There is no doubt that Deane is instinctively a poet, for him it is his given mode of expression, the power of the exact word, the image. Of “Fugue”, his most technically ambitious poem to date, he says: “It has a narrative structure to it and it has the structure of the Liturgical cycle from Christmas to Easter. I like an identifiable structure to a collection, not just to individual poems.”

But he also writes novels and short stories. “Poetry is the main thing for me - but anything that won’t become poetry, goes into fiction.” He particularly enjoys the short-story form, remarking on the perfection of it. His first collection, Free Range, was published in 1994; his second, The Coffin Master and Other Stories (2000), is dominated by the superb title work, a novella of near religious power. Characterisation lies at the heart of his storytelling. Of his fiction to date, he points to his third novel, In the Name of the Wolf (1999), as “the first of the novels I stand by. I wrote it as a kind of horror story.”

It is a dark, sophisticated work. Incited by his first wife’s experience of lupus, the work is not an account of the illness. Instead it is a strange tale in which illness is a metaphor for an invisible evil. True of Deane’s fiction, there is black humour and superb pen portraits of a mixed group of characters including Casimir Conlon, the local butcher, oppressed by his bedridden mother and his doomed sexuality.

Characterisation is also vital to Undertow, a narrative divided between the Achill of the 1950s and the somewhat less brave new world of the island in 1997. “The characters are largely based on real people,” says Deane. Central to it are extremes and contrasts, with the characters all engaged in various bids for freedom and are linked by relentless connections of fate.

It is a powerful book, often alleviated even at its darkest by the abrupt humour.

Deane also observes our society.
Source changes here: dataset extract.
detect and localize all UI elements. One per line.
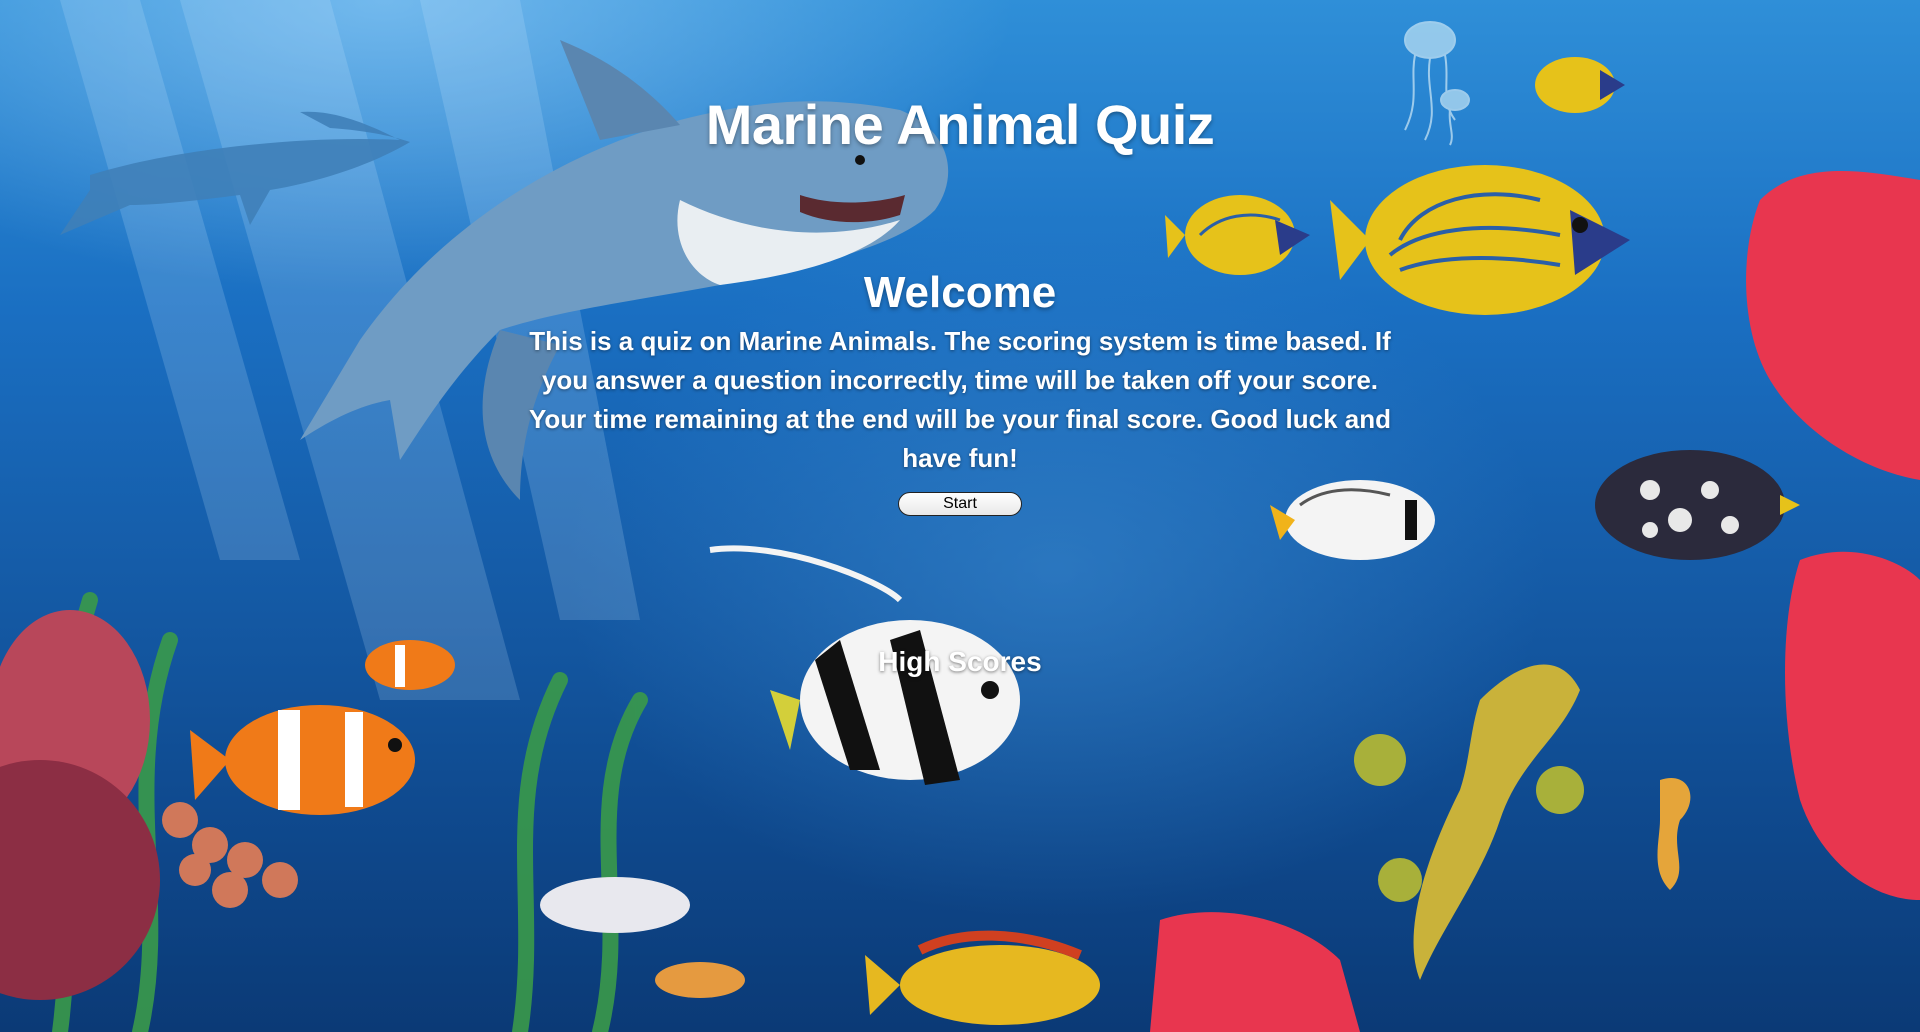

A new poem, “The Dead and the Undead of St Michan’s” (from the forthcoming collection), is a brilliant denouncing of the vandals, “the cider drinkers, the language killers” who “came at night from our impatient streets” to desecrate the ancient wonders of a tiny Dublin church.

Still, he is a poet and as one must be asked why do poets, with few exceptions, invariably achieve far less attention than novelists?

“I don’t know. Perhaps poetry is too demanding of the reader. It is easier to come to terms with a novel.”

Is the standard of poetry high?

“The biggest problem is the lack of self-criticism, and with that, the lack of criticism.” Above all, Deane, shaped by Hopkins, Eliot, R. S. Thomas and Austin Clarke, believes it is important “to try to measure up to poets you admire most, it’s a help”.